Il est inconfortable d’aller contre l’air du temps et contre des avis qui aujourd’hui passent pour être de bon sens. C’est donc avec des doutes et malgré l’inhibition que je m’engage à rebours du « gayment » correct. Et que je m’aventure à contester ce que tout le monde s’accorde à applaudir comme du progrès ! Je tenterai de justifier le peu d’estime que je porte à l’évolution des homosexualités sur la voie de leur normalisation légale (comme réponse à l’aspiration à être « comme tout le monde ») c’est-à-dire à une sorte d’égalité reposant sur « les mêmes droits », ceux en vigueur pour ne pas dire des hétéro-droits (hum).

 On pourra voir, dans ces réflexions parfois acerbes la nostalgie d’un soixante-huitard bougon, désolé de voir ses rêves d’antan basculer dans l’obsolescence par le cours des choses et l’irrésistible réalisme de générations éprises de résultats. On pourra y suspecter la défense têtue, avant que vienne l’heure de rendre les armes, d’une homosexualité romantique et (con)damnée contre une gay way of life proposant tour à tour d’enfiler les charentaises de la conformité bourgeoise et les claquettes de festivités (stroboscopiques) vendue par un affairisme gay soupçonné d’être sans scrupule.
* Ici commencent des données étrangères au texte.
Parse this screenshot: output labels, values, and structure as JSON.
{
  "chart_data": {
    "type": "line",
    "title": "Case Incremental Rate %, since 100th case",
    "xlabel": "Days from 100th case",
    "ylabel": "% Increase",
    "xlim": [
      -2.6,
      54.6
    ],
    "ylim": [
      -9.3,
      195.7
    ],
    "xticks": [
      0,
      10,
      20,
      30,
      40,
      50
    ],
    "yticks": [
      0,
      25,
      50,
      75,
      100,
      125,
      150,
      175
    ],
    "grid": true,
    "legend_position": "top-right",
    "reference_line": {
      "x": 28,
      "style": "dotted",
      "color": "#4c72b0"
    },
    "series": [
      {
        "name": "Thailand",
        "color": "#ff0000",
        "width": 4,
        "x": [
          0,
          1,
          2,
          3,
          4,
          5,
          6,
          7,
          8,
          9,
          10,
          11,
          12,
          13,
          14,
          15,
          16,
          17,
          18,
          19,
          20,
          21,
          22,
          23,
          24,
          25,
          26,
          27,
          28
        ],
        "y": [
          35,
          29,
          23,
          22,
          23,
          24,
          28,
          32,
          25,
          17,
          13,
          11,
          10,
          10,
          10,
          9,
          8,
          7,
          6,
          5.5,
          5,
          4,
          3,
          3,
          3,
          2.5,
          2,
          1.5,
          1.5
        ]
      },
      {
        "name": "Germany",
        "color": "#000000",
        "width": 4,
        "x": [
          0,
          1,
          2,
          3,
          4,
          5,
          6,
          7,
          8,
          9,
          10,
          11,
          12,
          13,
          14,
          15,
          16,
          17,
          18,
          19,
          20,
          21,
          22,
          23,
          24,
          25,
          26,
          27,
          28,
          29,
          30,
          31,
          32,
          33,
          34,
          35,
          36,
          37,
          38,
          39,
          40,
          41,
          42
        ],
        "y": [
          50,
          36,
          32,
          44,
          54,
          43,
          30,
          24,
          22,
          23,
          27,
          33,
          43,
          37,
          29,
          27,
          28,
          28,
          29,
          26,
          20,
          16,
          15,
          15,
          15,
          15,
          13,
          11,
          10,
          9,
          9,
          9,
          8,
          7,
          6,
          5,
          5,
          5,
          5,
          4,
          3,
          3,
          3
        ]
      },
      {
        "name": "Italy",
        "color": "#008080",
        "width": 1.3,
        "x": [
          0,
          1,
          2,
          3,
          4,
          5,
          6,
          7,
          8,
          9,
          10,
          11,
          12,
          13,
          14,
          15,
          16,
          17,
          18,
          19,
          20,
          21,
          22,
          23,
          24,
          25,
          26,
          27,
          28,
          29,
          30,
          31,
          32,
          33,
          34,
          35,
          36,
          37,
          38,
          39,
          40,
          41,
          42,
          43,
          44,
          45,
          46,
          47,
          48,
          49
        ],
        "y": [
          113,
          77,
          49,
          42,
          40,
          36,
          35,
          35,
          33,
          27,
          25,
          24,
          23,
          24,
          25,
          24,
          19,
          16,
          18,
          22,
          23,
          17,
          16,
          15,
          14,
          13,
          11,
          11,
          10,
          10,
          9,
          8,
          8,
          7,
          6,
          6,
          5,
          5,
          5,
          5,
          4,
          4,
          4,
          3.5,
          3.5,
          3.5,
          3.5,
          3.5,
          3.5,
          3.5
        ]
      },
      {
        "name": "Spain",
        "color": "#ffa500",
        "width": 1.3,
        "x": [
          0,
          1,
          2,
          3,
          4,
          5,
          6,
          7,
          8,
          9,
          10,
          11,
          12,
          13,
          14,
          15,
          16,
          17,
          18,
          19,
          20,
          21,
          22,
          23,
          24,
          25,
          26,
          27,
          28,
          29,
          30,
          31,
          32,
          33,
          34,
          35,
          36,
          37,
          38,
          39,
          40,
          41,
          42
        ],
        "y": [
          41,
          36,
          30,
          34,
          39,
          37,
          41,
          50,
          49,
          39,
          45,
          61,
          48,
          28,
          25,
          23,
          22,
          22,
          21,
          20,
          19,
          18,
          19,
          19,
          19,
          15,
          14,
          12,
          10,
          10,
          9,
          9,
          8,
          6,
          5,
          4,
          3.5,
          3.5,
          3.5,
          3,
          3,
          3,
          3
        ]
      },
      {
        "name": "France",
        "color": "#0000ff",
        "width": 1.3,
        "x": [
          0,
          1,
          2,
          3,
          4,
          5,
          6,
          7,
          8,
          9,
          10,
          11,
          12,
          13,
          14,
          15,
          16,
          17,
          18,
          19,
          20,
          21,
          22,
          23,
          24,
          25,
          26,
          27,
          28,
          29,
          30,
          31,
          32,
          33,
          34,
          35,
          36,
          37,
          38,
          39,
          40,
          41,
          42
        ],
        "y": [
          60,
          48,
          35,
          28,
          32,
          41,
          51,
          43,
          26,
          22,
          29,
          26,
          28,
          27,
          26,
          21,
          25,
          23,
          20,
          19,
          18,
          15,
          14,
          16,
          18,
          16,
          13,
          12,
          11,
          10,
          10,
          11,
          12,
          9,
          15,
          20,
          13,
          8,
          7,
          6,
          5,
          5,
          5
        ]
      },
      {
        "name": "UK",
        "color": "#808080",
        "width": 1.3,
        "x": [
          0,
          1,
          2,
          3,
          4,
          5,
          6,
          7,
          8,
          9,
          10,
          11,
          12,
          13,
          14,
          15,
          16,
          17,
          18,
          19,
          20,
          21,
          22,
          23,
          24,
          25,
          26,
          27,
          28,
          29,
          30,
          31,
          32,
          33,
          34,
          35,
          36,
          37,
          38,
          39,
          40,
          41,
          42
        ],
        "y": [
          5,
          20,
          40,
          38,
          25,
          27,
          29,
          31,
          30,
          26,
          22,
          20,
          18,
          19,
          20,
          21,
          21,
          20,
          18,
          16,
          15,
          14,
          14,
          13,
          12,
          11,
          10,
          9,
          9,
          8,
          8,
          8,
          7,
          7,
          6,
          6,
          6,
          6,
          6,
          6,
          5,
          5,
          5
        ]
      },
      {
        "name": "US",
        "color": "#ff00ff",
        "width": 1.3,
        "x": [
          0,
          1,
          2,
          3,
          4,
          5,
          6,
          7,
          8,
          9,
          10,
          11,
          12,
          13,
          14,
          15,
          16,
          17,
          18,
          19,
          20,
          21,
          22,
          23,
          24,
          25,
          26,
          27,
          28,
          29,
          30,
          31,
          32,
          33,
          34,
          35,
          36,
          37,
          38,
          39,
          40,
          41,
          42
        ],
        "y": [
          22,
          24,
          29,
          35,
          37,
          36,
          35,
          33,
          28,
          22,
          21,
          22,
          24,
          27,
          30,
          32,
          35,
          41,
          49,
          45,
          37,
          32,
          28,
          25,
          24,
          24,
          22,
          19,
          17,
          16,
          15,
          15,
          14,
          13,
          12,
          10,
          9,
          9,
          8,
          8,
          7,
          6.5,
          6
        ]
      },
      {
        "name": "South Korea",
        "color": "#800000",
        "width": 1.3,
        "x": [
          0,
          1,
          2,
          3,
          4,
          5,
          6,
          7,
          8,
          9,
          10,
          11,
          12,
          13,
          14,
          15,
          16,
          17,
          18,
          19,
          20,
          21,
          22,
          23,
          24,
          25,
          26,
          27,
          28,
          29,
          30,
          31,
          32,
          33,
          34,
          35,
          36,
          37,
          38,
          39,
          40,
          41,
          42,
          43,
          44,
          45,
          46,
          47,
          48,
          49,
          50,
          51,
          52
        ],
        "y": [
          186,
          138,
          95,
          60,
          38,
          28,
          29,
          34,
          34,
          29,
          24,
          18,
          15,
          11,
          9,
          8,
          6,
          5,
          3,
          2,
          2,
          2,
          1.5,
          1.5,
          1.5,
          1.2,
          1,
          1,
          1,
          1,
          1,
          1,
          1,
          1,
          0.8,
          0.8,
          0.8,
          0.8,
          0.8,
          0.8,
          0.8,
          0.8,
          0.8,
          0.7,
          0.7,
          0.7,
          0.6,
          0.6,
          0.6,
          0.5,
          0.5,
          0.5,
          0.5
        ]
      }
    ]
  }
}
On pourra tout aussi bien moquer l’obsession supposée de coller de la subversion partout (ça n’a pas manqué dès la première et très argumentée réaction).

Rassurons-nous. Des avancées pour les homosexuel/les via la respectabilité, la légalité, la normalisation, les institutions (du mariage, de la parentalité, du business, de l’égalité) voire la loi du marché n’ont rien de nécessairement choquant en soi. Se elles pouvaient être la solution aux problèmes que l’Histoire nous a infligés, tant mieux. Il y a des familles homoparentales avec leurs besoins, des enfants à protéger, et si des gens veulent se voir lancer du riz dessus à la sortie des mairies : vive la fête ! Et ainsi de suite.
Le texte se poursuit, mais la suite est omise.